THEIR school days may be long gone, but their memories live on.

Former pupils of Milham Ford School in Oxford met up at the Randolph Hotel after leaving the school around half a century ago.

Nearly 30 of them turned up on Wednesday to reminisce about their times at the Marston Road school.

The last time they had a full reunion of the group was in the 1980s.

Janet Simons, 75, who now lives in Tackley, organised the reunion along with Angela Munday.

The former secretary at Littlemore Mental Hospital said: “It was a fantastic day and the Randolph did marvellously.

“We are a friendly bunch and when we met up we just started chatting as if we had seen each other yesterday.

“We have got some good memories of the school and I would say we all enjoyed our time there. We had a wonderful sports field and it was a fantastic building.”

Milham Ford School started life in the 1890s as a private nursery for boys and girls in Iffley Road.

It moved to Cowley Place shortly afterwards and was named after a nearby crossing over the River Cherwell.

By 1939 the building had been sold to the City of Oxford education authority and the school moved to new premises off Marston Road.

It became a grammar school in 1944 and a girls’ comprehensive school in 1974 but was closed down in 2003 as part of Oxfordshire County Council’s reorganisation of the city’s schools.

The building was sold to Oxford Brookes University which now uses it as its Faculty of Health and Life Sciences.

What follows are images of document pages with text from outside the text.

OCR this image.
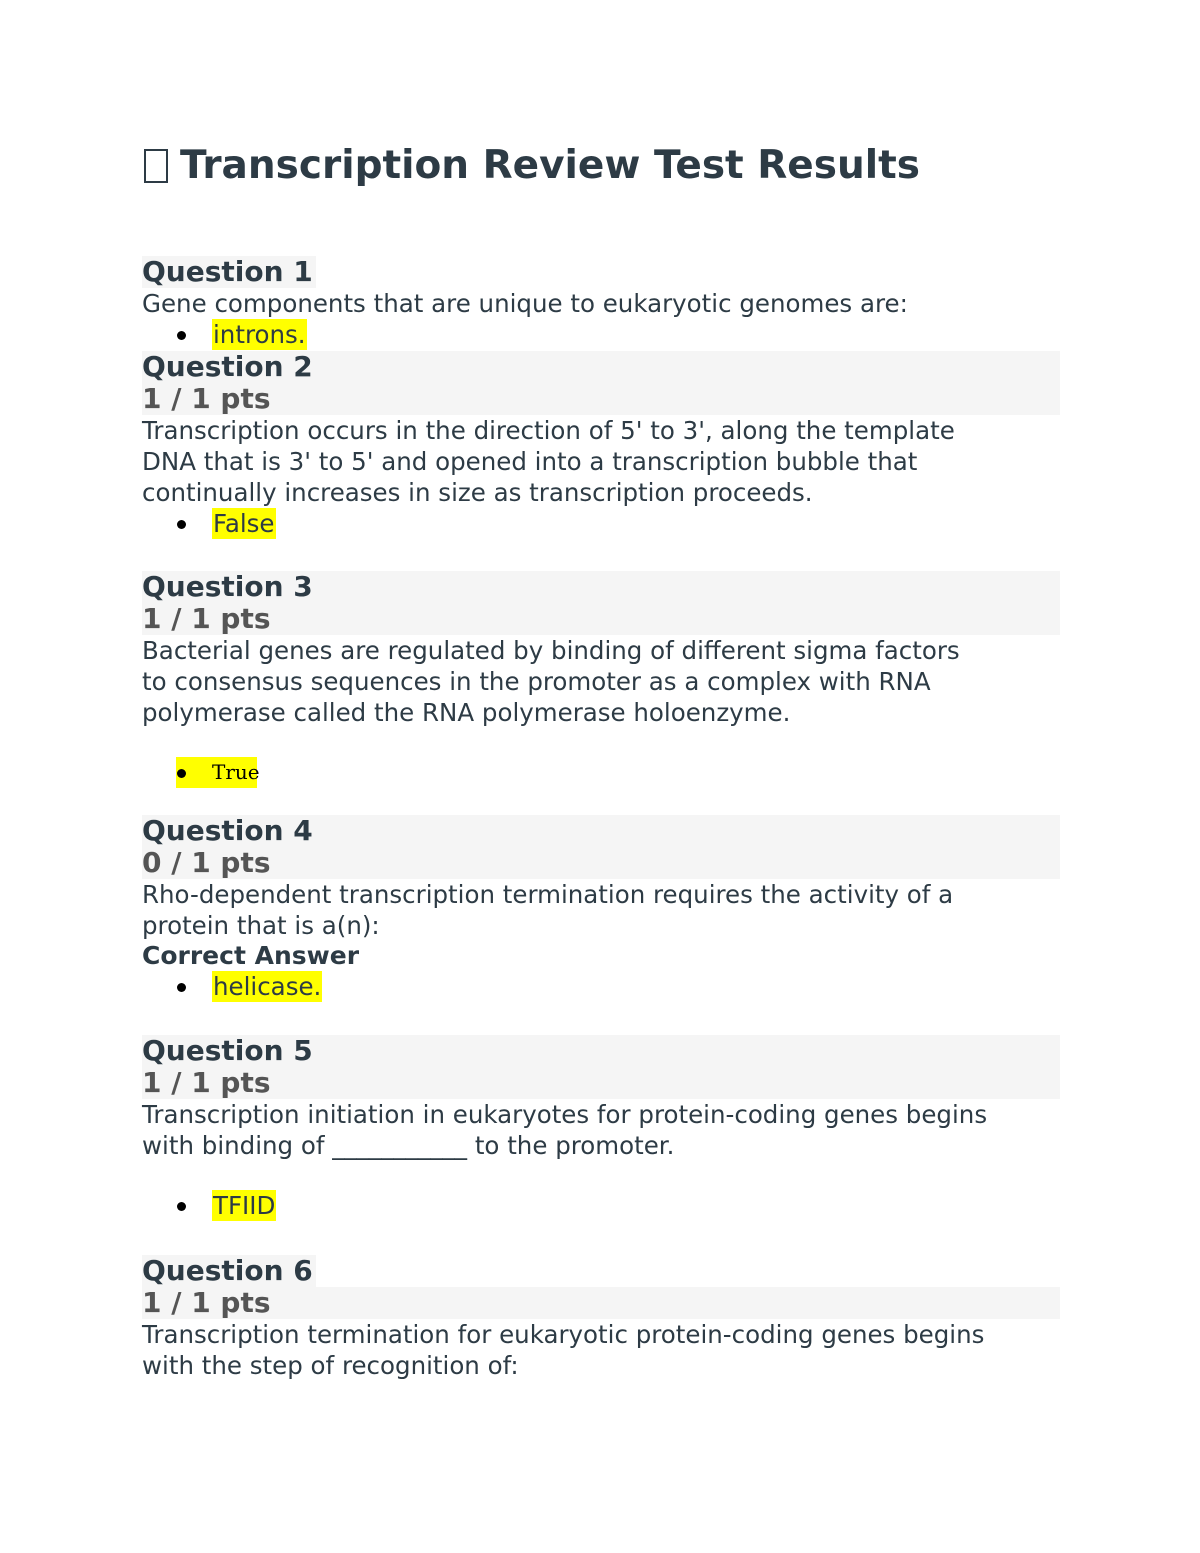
Transcription Review Test Results
Question 1
Gene components that are unique to eukaryotic genomes are:
introns.
Question 2
1 / 1 pts
Transcription occurs in the direction of 5' to 3', along the template
DNA that is 3' to 5' and opened into a transcription bubble that
continually increases in size as transcription proceeds.
False
Question 3
1 / 1 pts
Bacterial genes are regulated by binding of different sigma factors
to consensus sequences in the promoter as a complex with RNA
polymerase called the RNA polymerase holoenzyme.
True
Question 4
0 / 1 pts
Rho-dependent transcription termination requires the activity of a
protein that is a(n):
Correct Answer
helicase.
Question 5
1 / 1 pts
Transcription initiation in eukaryotes for protein-coding genes begins
with binding of ___________ to the promoter.
TFIID
Question 6
1 / 1 pts
Transcription termination for eukaryotic protein-coding genes begins
with the step of recognition of:
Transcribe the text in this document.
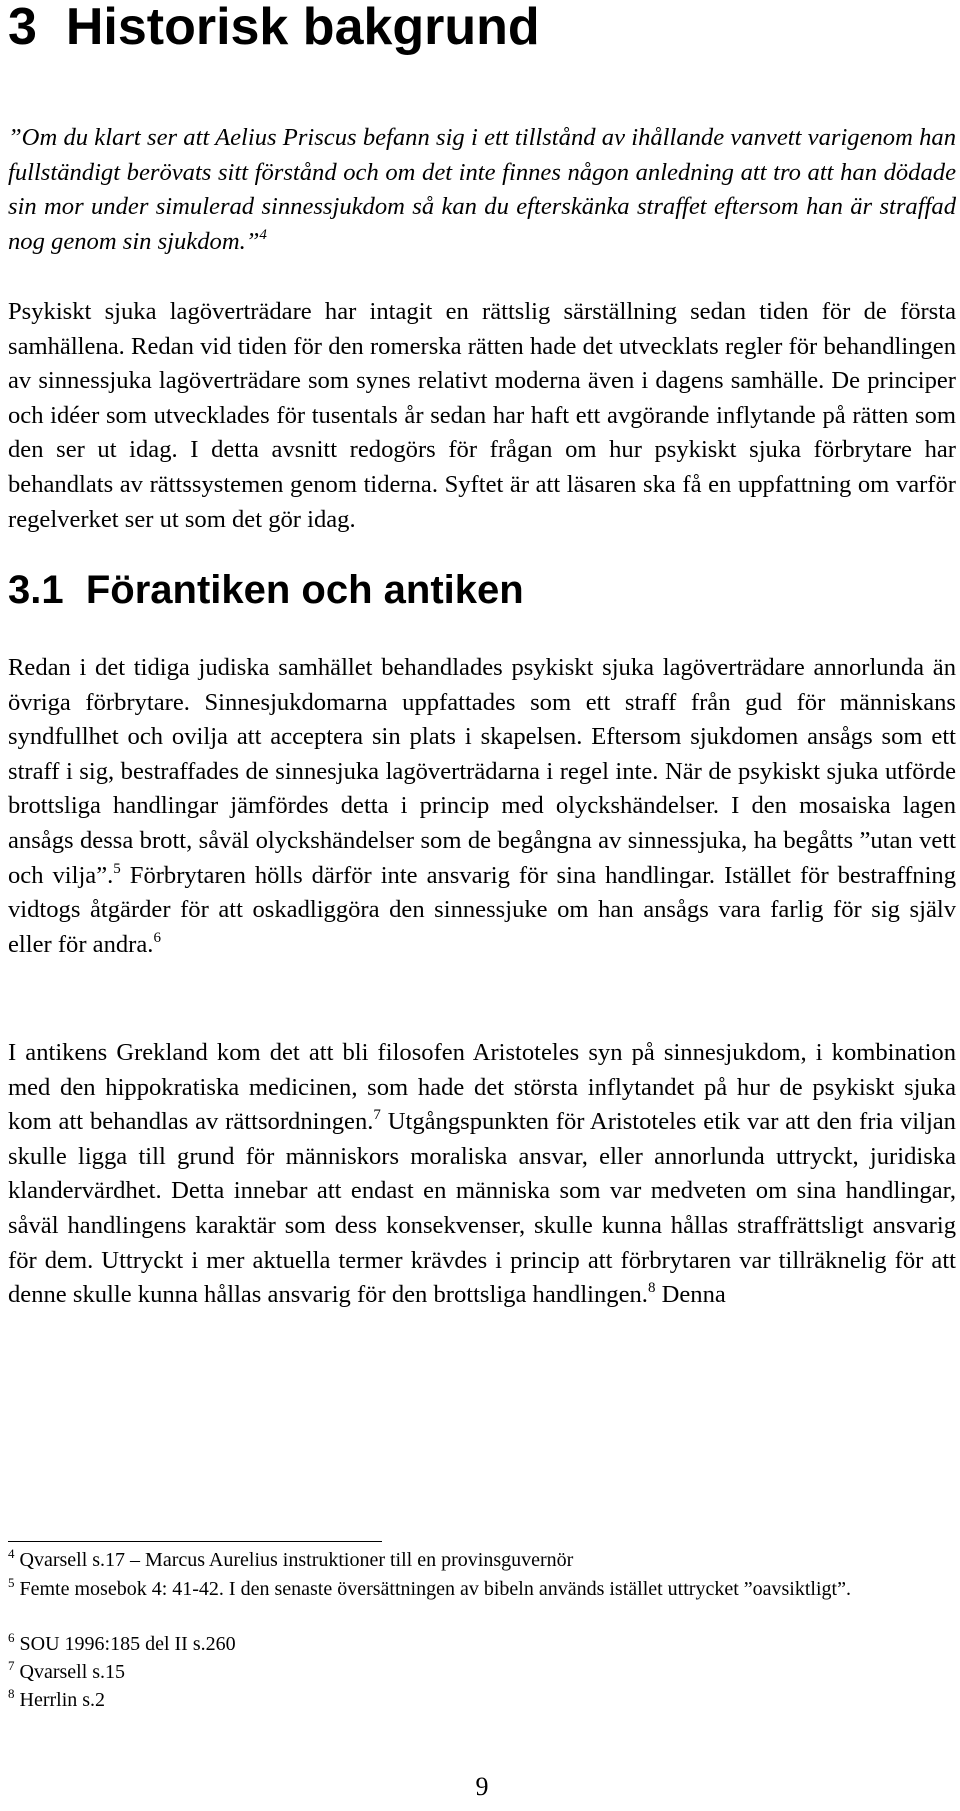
3 Historisk bakgrund

”Om du klart ser att Aelius Priscus befann sig i ett tillstånd av ihållande vanvett varigenom han fullständigt berövats sitt förstånd och om det inte finnes någon anledning att tro att han dödade sin mor under simulerad sinnessjukdom så kan du efterskänka straffet eftersom han är straffad nog genom sin sjukdom.”$^4$

Psykiskt sjuka lagöverträdare har intagit en rättslig särställning sedan tiden för de första samhällena. Redan vid tiden för den romerska rätten hade det utvecklats regler för behandlingen av sinnessjuka lagöverträdare som synes relativt moderna även i dagens samhälle. De principer och idéer som utvecklades för tusentals år sedan har haft ett avgörande inflytande på rätten som den ser ut idag. I detta avsnitt redogörs för frågan om hur psykiskt sjuka förbrytare har behandlats av rättssystemen genom tiderna. Syftet är att läsaren ska få en uppfattning om varför regelverket ser ut som det gör idag.

3.1 Förantiken och antiken

Redan i det tidiga judiska samhället behandlades psykiskt sjuka lagöverträdare annorlunda än övriga förbrytare. Sinnesjukdomarna uppfattades som ett straff från gud för människans syndfullhet och ovilja att acceptera sin plats i skapelsen. Eftersom sjukdomen ansågs som ett straff i sig, bestraffades de sinnesjuka lagöverträdarna i regel inte. När de psykiskt sjuka utförde brottsliga handlingar jämfördes detta i princip med olyckshändelser. I den mosaiska lagen ansågs dessa brott, såväl olyckshändelser som de begångna av sinnessjuka, ha begåtts ”utan vett och vilja”.$^5$ Förbrytaren hölls därför inte ansvarig för sina handlingar. Istället för bestraffning vidtogs åtgärder för att oskadliggöra den sinnessjuke om han ansågs vara farlig för sig själv eller för andra.$^6$

I antikens Grekland kom det att bli filosofen Aristoteles syn på sinnesjukdom, i kombination med den hippokratiska medicinen, som hade det största inflytandet på hur de psykiskt sjuka kom att behandlas av rättsordningen.$^7$ Utgångspunkten för Aristoteles etik var att den fria viljan skulle ligga till grund för människors moraliska ansvar, eller annorlunda uttryckt, juridiska klandervärdhet. Detta innebar att endast en människa som var medveten om sina handlingar, såväl handlingens karaktär som dess konsekvenser, skulle kunna hållas straffrättsligt ansvarig för dem. Uttryckt i mer aktuella termer krävdes i princip att förbrytaren var tillräknelig för att denne skulle kunna hållas ansvarig för den brottsliga handlingen.$^8$ Denna

$^4$ Qvarsell s.17 – Marcus Aurelius instruktioner till en provinsguvernör

$^5$ Femte mosebok 4: 41-42. I den senaste översättningen av bibeln används istället uttrycket ”oavsiktligt”.

$^6$ SOU 1996:185 del II s.260

$^7$ Qvarsell s.15

$^8$ Herrlin s.2

9
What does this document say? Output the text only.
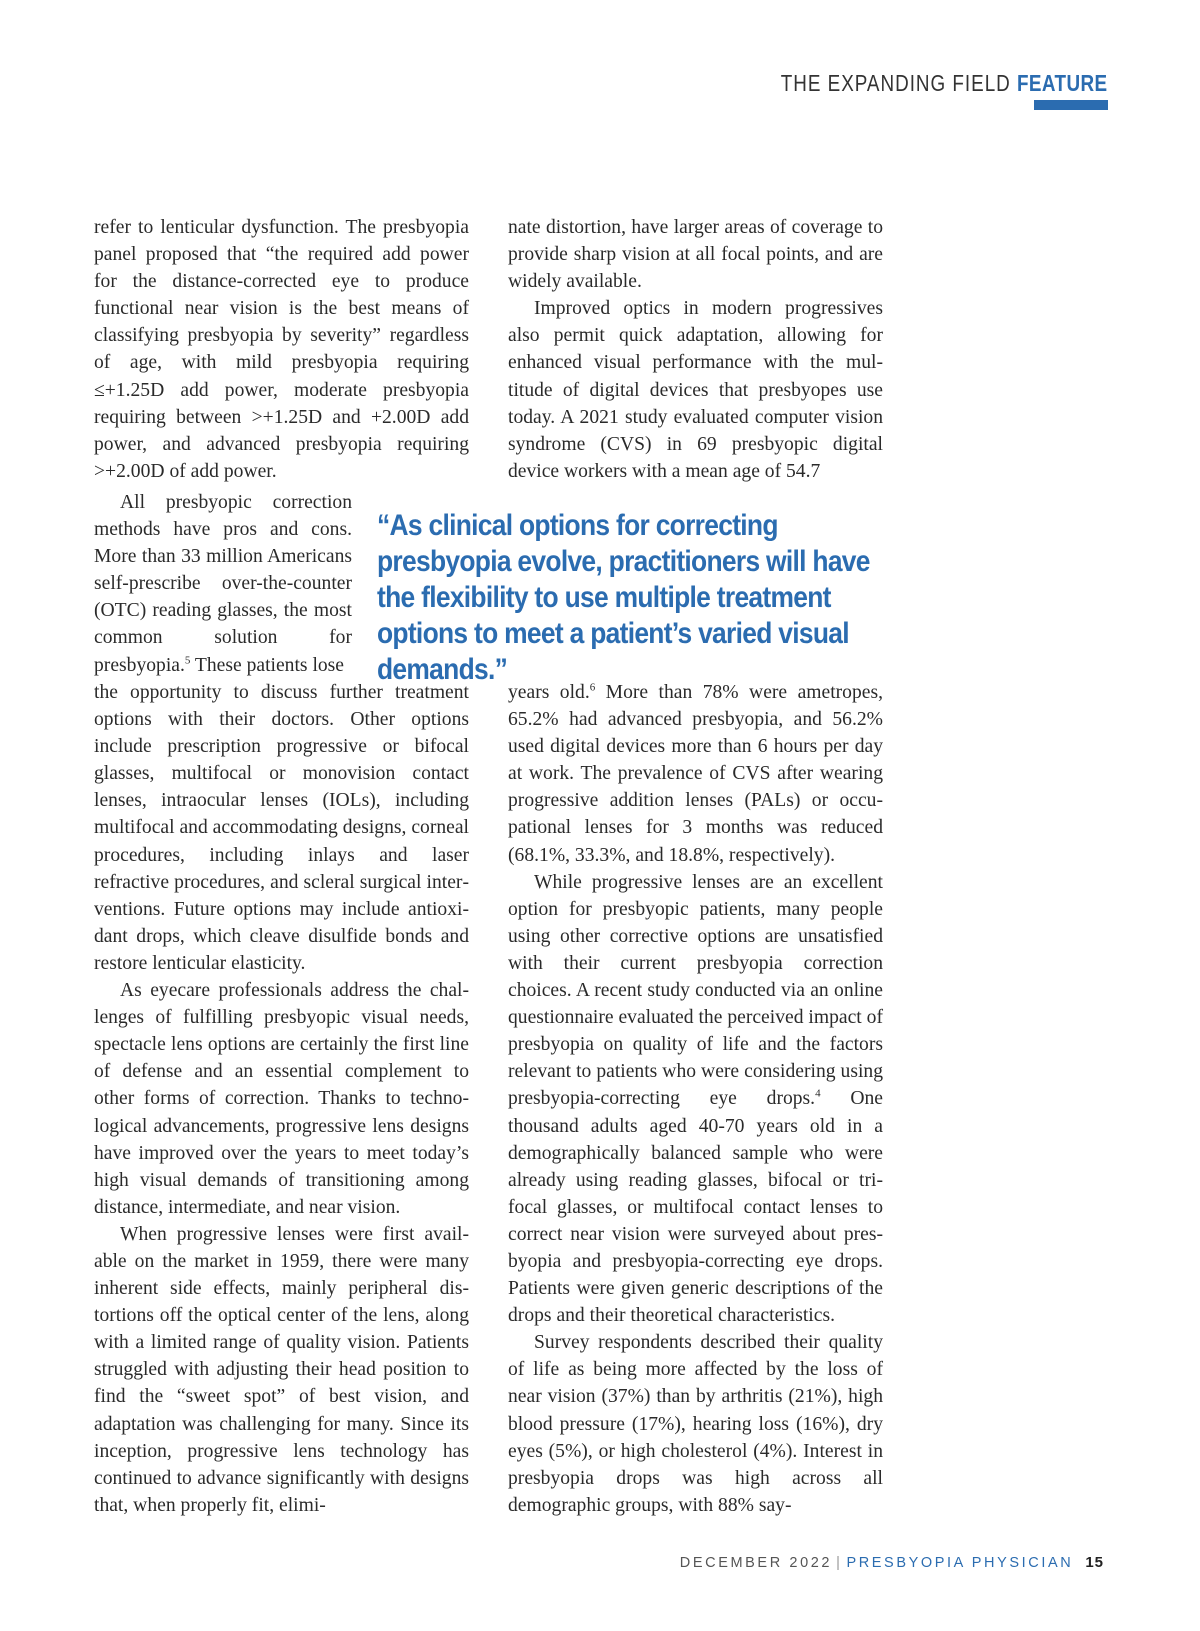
THE EXPANDING FIELD FEATURE

refer to lenticular dysfunction. The presbyopia panel proposed that “the required add power for the distance-corrected eye to produce functional near vision is the best means of classifying presbyopia by severity” regardless of age, with mild presbyopia requiring ≤+1.25D add power, moderate presbyopia requiring between >+1.25D and +2.00D add power, and advanced presbyopia requiring >+2.00D of add power.

All presbyopic correction methods have pros and cons. More than 33 million Americans self-prescribe over-the-counter (OTC) reading glasses, the most common solution for presbyopia.$^5$ These patients lose

“As clinical options for correcting presbyopia evolve, practitioners will have the flexibility to use multiple treatment options to meet a patient’s varied visual demands.”

the opportunity to discuss further treatment options with their doctors. Other options include prescription progressive or bifocal glasses, multifocal or monovision contact lenses, intraocular lenses (IOLs), including multifocal and accommodating designs, corneal procedures, including inlays and laser refractive procedures, and scleral surgical interventions. Future options may include antioxidant drops, which cleave disulfide bonds and restore lenticular elasticity.

As eyecare professionals address the challenges of fulfilling presbyopic visual needs, spectacle lens options are certainly the first line of defense and an essential complement to other forms of correction. Thanks to technological advancements, progressive lens designs have improved over the years to meet today’s high visual demands of transitioning among distance, intermediate, and near vision.

When progressive lenses were first available on the market in 1959, there were many inherent side effects, mainly peripheral distortions off the optical center of the lens, along with a limited range of quality vision. Patients struggled with adjusting their head position to find the “sweet spot” of best vision, and adaptation was challenging for many. Since its inception, progressive lens technology has continued to advance significantly with designs that, when properly fit, elimi-

nate distortion, have larger areas of coverage to provide sharp vision at all focal points, and are widely available.

Improved optics in modern progressives also permit quick adaptation, allowing for enhanced visual performance with the multitude of digital devices that presbyopes use today. A 2021 study evaluated computer vision syndrome (CVS) in 69 presbyopic digital device workers with a mean age of 54.7

years old.$^6$ More than 78% were ametropes, 65.2% had advanced presbyopia, and 56.2% used digital devices more than 6 hours per day at work. The prevalence of CVS after wearing progressive addition lenses (PALs) or occupational lenses for 3 months was reduced (68.1%, 33.3%, and 18.8%, respectively).

While progressive lenses are an excellent option for presbyopic patients, many people using other corrective options are unsatisfied with their current presbyopia correction choices. A recent study conducted via an online questionnaire evaluated the perceived impact of presbyopia on quality of life and the factors relevant to patients who were considering using presbyopia-correcting eye drops.$^4$ One thousand adults aged 40-70 years old in a demographically balanced sample who were already using reading glasses, bifocal or trifocal glasses, or multifocal contact lenses to correct near vision were surveyed about presbyopia and presbyopia-correcting eye drops. Patients were given generic descriptions of the drops and their theoretical characteristics.

Survey respondents described their quality of life as being more affected by the loss of near vision (37%) than by arthritis (21%), high blood pressure (17%), hearing loss (16%), dry eyes (5%), or high cholesterol (4%). Interest in presbyopia drops was high across all demographic groups, with 88% say-

DECEMBER 2022 | PRESBYOPIA PHYSICIAN 15
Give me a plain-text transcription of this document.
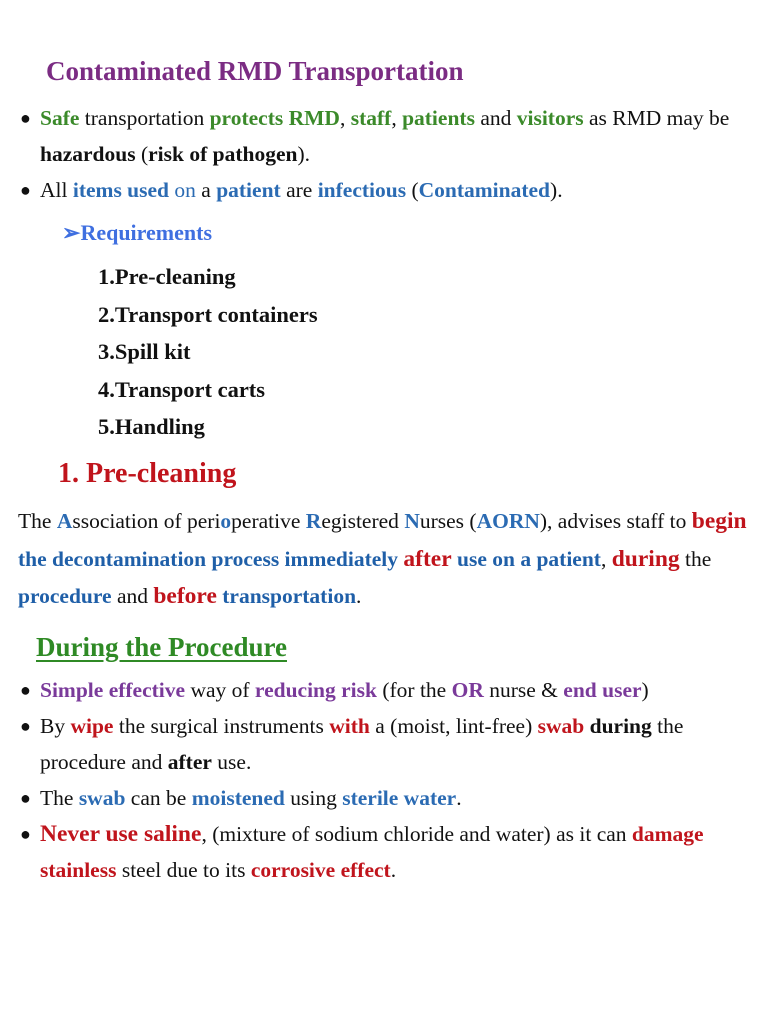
Contaminated RMD Transportation
● Safe transportation protects RMD, staff, patients and visitors as RMD may be hazardous (risk of pathogen).
● All items used on a patient are infectious (Contaminated).
➢Requirements
1.Pre-cleaning
2.Transport containers
3.Spill kit
4.Transport carts
5.Handling
1. Pre-cleaning
The Association of perioperative Registered Nurses (AORN), advises staff to begin the decontamination process immediately after use on a patient, during the procedure and before transportation.
During the Procedure
● Simple effective way of reducing risk (for the OR nurse & end user)
● By wipe the surgical instruments with a (moist, lint-free) swab during the procedure and after use.
● The swab can be moistened using sterile water.
● Never use saline, (mixture of sodium chloride and water) as it can damage stainless steel due to its corrosive effect.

Maureen Varju, 75, went on to become a biochemist and served as mayor of Abingdon in the 1990s.

She said: “In one way you feel sad about the school being closed. It is such a magnificent building. But thing move on and as you get older you become resigned that things change.

“It was wonderful seeing all our old friends together again. Some of us haven’t seen each other for well over 50 years.

“We had a very good education there and it stood us in good stead.”